Truth Is What The Party Says It Is…(continued)
Well isn’t this…unsurprising….
WASHINGTON – The Federal Communications Commission ordered its staff to destroy all copies of a draft study that suggested greater concentration of media ownership would hurt local TV news coverage, a former lawyer at the agency says.
The report, written in 2004, came to light during the Senate confirmation hearing for FCC Chairman Kevin Martin.
Sen. Barbara Boxer, D-Calif. received a copy of the report "indirectly from someone within the FCC who believed the information should be made public," according to Boxer spokeswoman Natalie Ravitz.
…
Adam Candeub, now a law professor at Michigan State University, said senior managers at the agency ordered that "every last piece" of the report be destroyed. "The whole project was just stopped – end of discussion," he said. Candeub was a lawyer in the FCC’s Media Bureau at the time the report was written and communicated frequently with its authors, he said.In a letter sent to Martin Wednesday, Boxer said she was "dismayed that this report, which was done at taxpayer expense more than two years ago, and which concluded that localism is beneficial to the public, was shoved in a drawer."
Martin said he was not aware of the existence of the report, nor was his staff. His office indicated it had not received Boxer’s letter as of midafternoon Thursday.
In the letter, Boxer asked whether any other commissioners "past or present" knew of the report’s existence and why it was never made public. She also asked whether it was "shelved because the outcome was not to the liking of some of the commissioners and/or any outside powerful interests?"The report, written by two economists in the FCC’s Media Bureau, analyzed a database of 4,078 individual news stories broadcast in 1998. The broadcasts were obtained from Danilo Yanich, a professor and researcher at the University of Delaware, and were originally gathered by the Pew Foundation’s Project for Excellence in Journalism.
The analysis showed local ownership of television stations adds almost five and one-half minutes of total news to broadcasts and more than three minutes of "on-location" news. The conclusion is at odds with FCC arguments made when it voted in 2003 to increase the number of television stations a company could own in a single market. It was part of a broader decision liberalizing ownership rules.
At that time, the agency pointed to evidence that "commonly owned television stations are more likely to carry local news than other stations."
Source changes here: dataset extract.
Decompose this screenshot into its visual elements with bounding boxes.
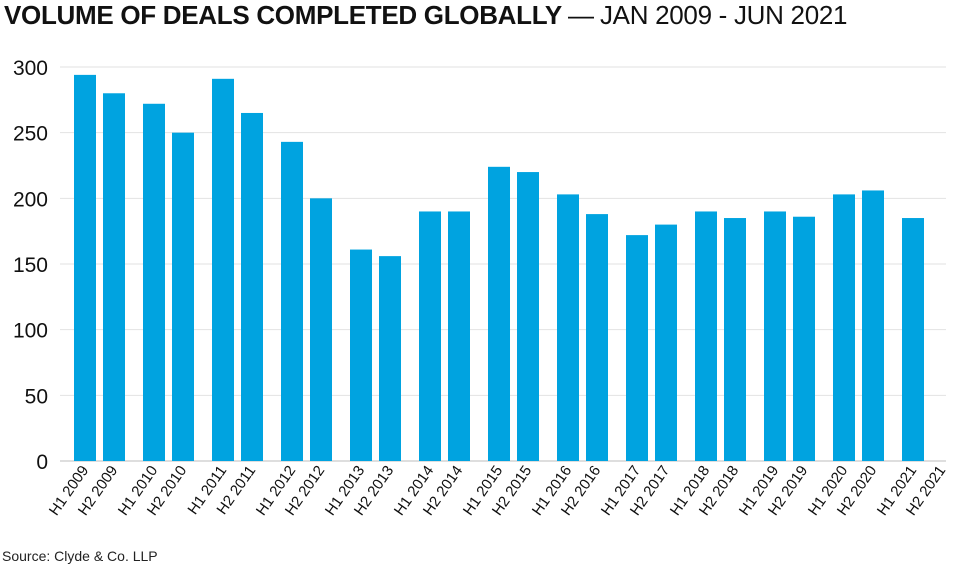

And you just know that evidence was skewed to fit a pre-ordained ideological belief as opposed to any actual examination of the facts at hand. So when someone later on Did examine the evidence and saw what really happens when you let big media companies monopolize the local airwaves, that evidence was thoroughly destroyed. It wasn’t true, because it didn’t agree with the party line. It had to be destroyed. They probably danced in the paper shreds afterward.
Big corporate media monopolization is the single biggest reason why tv and radio are so worthless nowadays. Thank god for the Internet. And now that I think of it, that might be why the big media companies and news networks hate Al Gore so much.